An adventurous advertiser has a full page display advising country cottage owners to add Surrealist sculpture and art and a tubular chair to the guest bedroom to make their Chelsea friends feel at home, but not to make any changes to dinner, which will still of course start with the advertiser’s famous chestnut soup. The advert is interesting for the assumptions made about its customers. They are of course comfortable, cozy people with a quaint old cottage in the country: but they are sophisticated and open-minded enough to have artistic friends and to buy modern art for the guest room. And, of course, they are discerning enough to know that some things, such as the chestnut soup, never go out of fashion.

Punch was at its height around this time, the Forties, with over 100,000 readers, but later became a standing joke, not in a good way, for being not particularly funny and for being often found in dog-eared copies in dentists’ waiting-rooms. Certainly, the humour always tended to be wry rather than uproarious, and conformist, not absurdist. It stuck with a sort of gentleman’s club milieu and did not pick up on the new vogues in humour and satire exemplified by The Goons, Round the Horne, That Was the Week That Was and so on. Despite several rescue attempts, it faded out around the turn of the millenium. But on the evidence of this, admittedly special, issue it had once been somewhat livelier than its later reputation, brisk, bright, broad-minded and inventive. 
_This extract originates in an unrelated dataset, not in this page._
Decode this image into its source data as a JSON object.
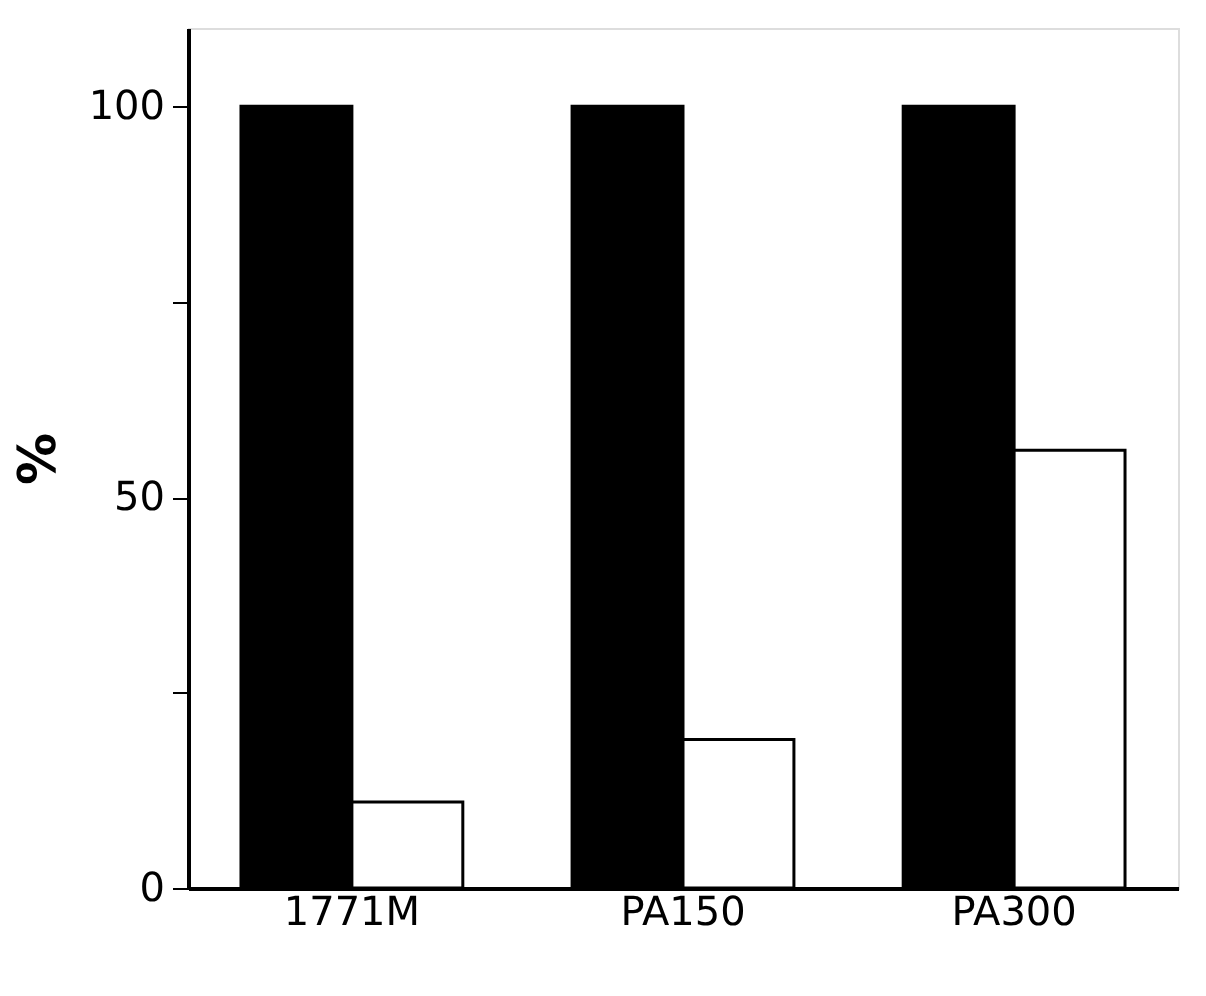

And Symington's Chestnut Soup? No longer made, I'm afraid. You'll just have to make your own. Chop and fry an onion and leek until soft and translucent. Add some chopped garlic, a teaspoon of sage and a teaspoon of thyme. (At this point you will be unable to stop singing the chorus of 'Parsley Thyme Rosemary and Sage'). Stir in so the herbs adhere to the onion and leek. Add a packet of pre-cooked chestnuts, continue stirring. Now add a splash of balsamic vinegar and a twist or two of black pepper. Add just enough vegetable stock to cover the contents and burble away for ten minutes or so. Take off the heat and stir in a good splurge of soya cream or oat cream. Voila. A dish fit for a surrealist magus.